Fall means pomegranate season, and pomegranates are one of our favorite, edible landscape shrubs. The beautiful foliage, decorative fruit, and relative drought tolerance make it such a great shrub for our dry, hot summers. Come fall we like to make a batch or two of grenadine, that beautiful, garnet-colored syrup.
It just takes a bit of time to seed the pomegranates (best if you want to avoid that bitter taste from the pith). Then we use either a food mill or a food processor to release the juice. The sugar to juice ration is 1:1, and we stir the sugar until it is dissolved in the juice, and then simmer the mixture, stirring frequently, until it is slightly thickened (about 15–20 minutes).
Some people add orange blossom water or lemon juice to the finished syrup, but we skip that step because we like the simple pomegranate flavor. Homemade grenadine turns a drink light pink, as opposed to that bright red from most purchased types. We've read that the syrup keeps in the fridge for up to one month. Our batches are almost always gone within a week.
Growing Snap Peas
It is not too late to get peas planted in mild winter areas. Snap peas need to be grown in cool weather. According to U.C. Davis Publication 7233 "Edible-pod peas require consistently cool growing conditions and do not produce well in hotter areas. Peas are cool-season vegetables with optimum growing temperatures between 55° and 65°F." It is best to pre-sprout them at this late date though, as peas will not germinate in cool soil, but they will grow, slowly, in cool weather.

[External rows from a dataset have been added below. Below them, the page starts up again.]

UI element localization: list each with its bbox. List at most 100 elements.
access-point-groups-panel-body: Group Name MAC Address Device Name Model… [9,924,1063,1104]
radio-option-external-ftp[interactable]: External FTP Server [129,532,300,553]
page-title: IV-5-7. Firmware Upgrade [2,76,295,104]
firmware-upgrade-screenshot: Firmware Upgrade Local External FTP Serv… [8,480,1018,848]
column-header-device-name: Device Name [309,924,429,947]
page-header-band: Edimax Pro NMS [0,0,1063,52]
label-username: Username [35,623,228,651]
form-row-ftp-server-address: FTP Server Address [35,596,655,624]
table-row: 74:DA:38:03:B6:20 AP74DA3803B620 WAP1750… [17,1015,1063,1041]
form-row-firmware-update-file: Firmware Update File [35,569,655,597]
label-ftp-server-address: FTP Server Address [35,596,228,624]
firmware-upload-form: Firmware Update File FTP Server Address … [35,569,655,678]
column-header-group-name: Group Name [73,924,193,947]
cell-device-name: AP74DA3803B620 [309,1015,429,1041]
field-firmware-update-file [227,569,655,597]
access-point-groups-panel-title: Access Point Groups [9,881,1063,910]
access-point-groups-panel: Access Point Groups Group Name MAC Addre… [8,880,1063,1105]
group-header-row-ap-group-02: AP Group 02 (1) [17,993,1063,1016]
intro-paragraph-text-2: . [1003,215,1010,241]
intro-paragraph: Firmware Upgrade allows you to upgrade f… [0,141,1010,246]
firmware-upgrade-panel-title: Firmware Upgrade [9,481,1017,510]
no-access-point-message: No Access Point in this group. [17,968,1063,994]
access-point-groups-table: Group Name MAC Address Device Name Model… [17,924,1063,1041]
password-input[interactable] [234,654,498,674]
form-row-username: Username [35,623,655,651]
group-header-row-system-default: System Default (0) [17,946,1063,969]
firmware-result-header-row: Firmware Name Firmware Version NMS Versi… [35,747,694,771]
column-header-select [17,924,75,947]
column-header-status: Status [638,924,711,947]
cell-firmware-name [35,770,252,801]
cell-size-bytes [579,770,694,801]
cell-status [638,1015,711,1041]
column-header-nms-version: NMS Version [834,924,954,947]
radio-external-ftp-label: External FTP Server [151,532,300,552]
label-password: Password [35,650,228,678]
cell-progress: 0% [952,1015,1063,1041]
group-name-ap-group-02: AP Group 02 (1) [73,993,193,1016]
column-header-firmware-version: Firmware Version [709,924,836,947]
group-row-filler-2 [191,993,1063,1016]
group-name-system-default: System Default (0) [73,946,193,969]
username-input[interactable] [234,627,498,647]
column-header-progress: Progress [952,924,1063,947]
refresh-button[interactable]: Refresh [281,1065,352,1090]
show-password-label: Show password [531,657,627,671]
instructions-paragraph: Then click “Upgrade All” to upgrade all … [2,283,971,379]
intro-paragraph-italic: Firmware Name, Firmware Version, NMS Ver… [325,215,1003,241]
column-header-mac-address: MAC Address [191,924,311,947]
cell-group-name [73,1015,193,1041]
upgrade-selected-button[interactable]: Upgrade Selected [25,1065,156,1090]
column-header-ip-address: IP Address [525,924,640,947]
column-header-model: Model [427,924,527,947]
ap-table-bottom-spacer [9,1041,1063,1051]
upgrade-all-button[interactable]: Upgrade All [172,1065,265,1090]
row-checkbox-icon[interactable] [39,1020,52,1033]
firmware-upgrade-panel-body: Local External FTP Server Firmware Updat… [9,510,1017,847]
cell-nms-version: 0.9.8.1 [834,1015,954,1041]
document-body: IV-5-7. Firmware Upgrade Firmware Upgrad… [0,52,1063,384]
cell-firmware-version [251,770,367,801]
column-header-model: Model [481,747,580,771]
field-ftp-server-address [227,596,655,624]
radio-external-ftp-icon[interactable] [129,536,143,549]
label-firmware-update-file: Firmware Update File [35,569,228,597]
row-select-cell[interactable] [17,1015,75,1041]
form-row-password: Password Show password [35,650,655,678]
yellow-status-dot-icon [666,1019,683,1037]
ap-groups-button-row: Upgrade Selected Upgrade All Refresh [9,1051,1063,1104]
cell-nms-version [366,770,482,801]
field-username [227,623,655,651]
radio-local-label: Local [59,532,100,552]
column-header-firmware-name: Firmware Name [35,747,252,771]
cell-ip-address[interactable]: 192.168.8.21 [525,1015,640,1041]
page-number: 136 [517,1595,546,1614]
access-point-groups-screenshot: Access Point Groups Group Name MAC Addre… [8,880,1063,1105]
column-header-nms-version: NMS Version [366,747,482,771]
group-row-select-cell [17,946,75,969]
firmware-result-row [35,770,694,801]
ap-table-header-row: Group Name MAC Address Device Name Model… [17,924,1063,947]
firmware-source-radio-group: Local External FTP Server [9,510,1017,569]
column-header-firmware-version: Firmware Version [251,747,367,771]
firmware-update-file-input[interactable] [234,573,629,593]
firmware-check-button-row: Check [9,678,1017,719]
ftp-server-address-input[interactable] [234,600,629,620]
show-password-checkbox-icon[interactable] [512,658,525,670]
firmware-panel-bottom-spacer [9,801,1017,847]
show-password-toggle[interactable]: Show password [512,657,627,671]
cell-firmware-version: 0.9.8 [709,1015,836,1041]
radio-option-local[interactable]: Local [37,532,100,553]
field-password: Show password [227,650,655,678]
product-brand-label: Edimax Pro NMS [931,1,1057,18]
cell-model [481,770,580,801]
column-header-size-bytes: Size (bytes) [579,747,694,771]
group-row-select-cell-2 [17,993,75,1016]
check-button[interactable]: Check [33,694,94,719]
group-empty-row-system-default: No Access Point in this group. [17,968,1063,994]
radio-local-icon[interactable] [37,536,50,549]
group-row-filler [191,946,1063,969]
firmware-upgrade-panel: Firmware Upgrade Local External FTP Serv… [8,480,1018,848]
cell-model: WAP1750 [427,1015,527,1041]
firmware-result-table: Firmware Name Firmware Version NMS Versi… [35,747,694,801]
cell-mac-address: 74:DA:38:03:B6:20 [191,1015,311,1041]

Arrange your pea seeds on a damp paper towel, and cover them with another damp paper towel. Then put the moist package into a plastic bag, but don't close it the whole way. Keep the bag in a warm spot, and in three or four days the peas should have roots. Once the roots appear it is time to plant the peas in the garden. Make sure you have a nice, deeply cultivated planting area. We use our five-tine broadfork to prepare the planting area. This will give the roots room to grow, deeply.
We like to have a structure in place at planting time, so the peas can climb it once they are ready. It can be difficult to wrangle the peas onto a trellis after they've started twining.
No-till farming has been steadily gaining popularity as an antidote to conventional agricultural practices. Saving Our Soil, which was published in 1995 takes the reader on a journey through fields tilled, low-tilled, and no-tilled, and discusses the difference in these approaches.
We are introduced to a farmer, Jim Kinsella, who practices no-till farming and explains the merits of his approach. He focuses on the importance of leaving crop residue on the soil, in order to feed the earthworms and soil micro-organisms. Overall it is an interesting read for anyone interested in soil, and methods for preserving this important resource.